Corrib 'rape tape' woman won't give evidence to probe
ONE of two women at the centre of the Corrib "rape tape" controversy has decided not to give evidence to an inquiry by the Garda Ombudsman Commission.
The chairman of the commission, Dermot Gallagher, said yesterday he expected that the inquiry would be completed by the end of the summer.
Investigators have not received a complaint from either of the women, who were arrested for alleged public-order offences during a protest at the Corrib Oil pipeline, near Belmullet, Co Mayo.
But the commission pointed out that the investigation had been launched in the public interest and it did not need a complaint to initiate it.
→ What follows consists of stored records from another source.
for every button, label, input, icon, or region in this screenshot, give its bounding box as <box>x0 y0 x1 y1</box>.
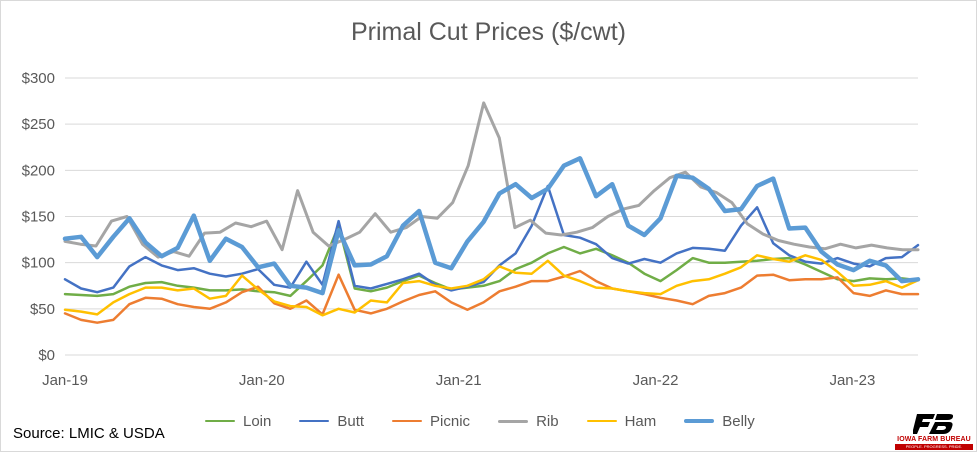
x-tick-label: Jan-19 <box>42 372 88 389</box>
logo-tagline: PEOPLE. PROGRESS. PRIDE. <box>895 444 973 450</box>
legend-label: Ham <box>624 412 657 430</box>
legend-label: Butt <box>337 412 365 430</box>
source-note: Source: LMIC & USDA <box>13 425 165 442</box>
legend-swatch <box>392 419 423 423</box>
y-tick-label: $100 <box>22 255 55 272</box>
legend-item-butt: Butt <box>299 413 364 430</box>
y-tick-label: $0 <box>38 347 55 364</box>
chart-legend: Loin Butt Picnic Rib Ham Belly <box>205 410 783 432</box>
x-tick-label: Jan-23 <box>829 372 875 389</box>
legend-swatch <box>498 419 529 423</box>
iowa-farm-bureau-logo: IOWA FARM BUREAU PEOPLE. PROGRESS. PRIDE… <box>895 412 973 450</box>
legend-swatch <box>586 419 617 423</box>
y-tick-label: $50 <box>30 301 55 318</box>
legend-swatch <box>299 419 330 423</box>
logo-name: IOWA FARM BUREAU <box>897 436 971 443</box>
legend-label: Picnic <box>430 412 471 430</box>
legend-label: Rib <box>536 412 559 430</box>
legend-item-belly: Belly <box>684 413 755 430</box>
legend-swatch <box>684 418 715 424</box>
legend-swatch <box>205 419 235 423</box>
y-tick-label: $300 <box>22 70 55 87</box>
series-line-picnic <box>63 269 920 324</box>
legend-label: Belly <box>722 412 755 430</box>
y-tick-label: $150 <box>22 209 55 226</box>
series-line-ham <box>63 254 920 317</box>
chart-title: Primal Cut Prices ($/cwt) <box>350 18 627 46</box>
series-line-rib <box>63 101 920 259</box>
y-tick-label: $250 <box>22 116 55 133</box>
x-tick-label: Jan-22 <box>633 372 679 389</box>
farm-bureau-fb-icon <box>913 414 953 434</box>
y-tick-label: $200 <box>22 162 55 179</box>
legend-item-rib: Rib <box>498 413 559 430</box>
legend-item-ham: Ham <box>586 412 657 430</box>
x-tick-label: Jan-21 <box>436 372 482 389</box>
series-line-belly <box>62 156 921 296</box>
x-tick-label: Jan-20 <box>239 372 285 389</box>
series-line-butt <box>63 184 920 294</box>
legend-item-picnic: Picnic <box>392 413 470 430</box>
legend-label: Loin <box>243 412 272 430</box>
chart-plot-area: $0 $50 $100 $150 $200 $250 $300 Jan-19 Jan-20 Jan… <box>22 70 921 389</box>
legend-item-loin: Loin <box>205 413 271 430</box>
However, one of the women has since indicated that she is not interested in taking part in the investigation. The other woman had said at a press conference that she would make a formal complaint -- but she has not proceeded with it.
Both women live in south county Dublin.
Five gardai, including a sergeant, were initially under investigation by the Ombudsman team but two have been cleared of any wrongdoing.
The other three have all been interviewed and the "rape tape" has been sent to the UK for a detailed forensic analysis.
The five gardai were in a patrol car on their way back to Belmullet from the protest when three of them were recorded discussing the arrest earlier that day of the two female protesters.
The women were taken to the station for questioning in another car. Their tape recorder had been confiscated and the gardai did not know that it was still recording.
Mr Gallagher said some further evidence had to be gathered before inquiries were completed.
Asked about the poor relations between the gardai and the protesters over several years, the Ombudsman commissioners said the number of complaints against the gardai had fallen significantly and did not warrant an investigation into the "bigger picture".
The commission's annual report, published yesterday, noted that it had managed five public-interest investigations during 2010 and three of those had not yet been completed.
One case was into allegations of collusion by gardai with convicted drug dealer Kieran Boylan and relationships between Boylan and any member of the force. Mr Gallagher said a very thorough investigation was now in its final stages.
For the first time, the commission compiled a profile of the typical complainant and found that he was white, Irish, a home owner and with a third-level education.
The report showed the commission received 2,258 complaints from the public in 2010, of which 722 were inadmissible.
The complaints contained 4,931 allegations of misconduct by gardai, of which 1,087 were inadmissible, with abuse of authority, neglect of duty, discourtesy and assault the biggest factors involved.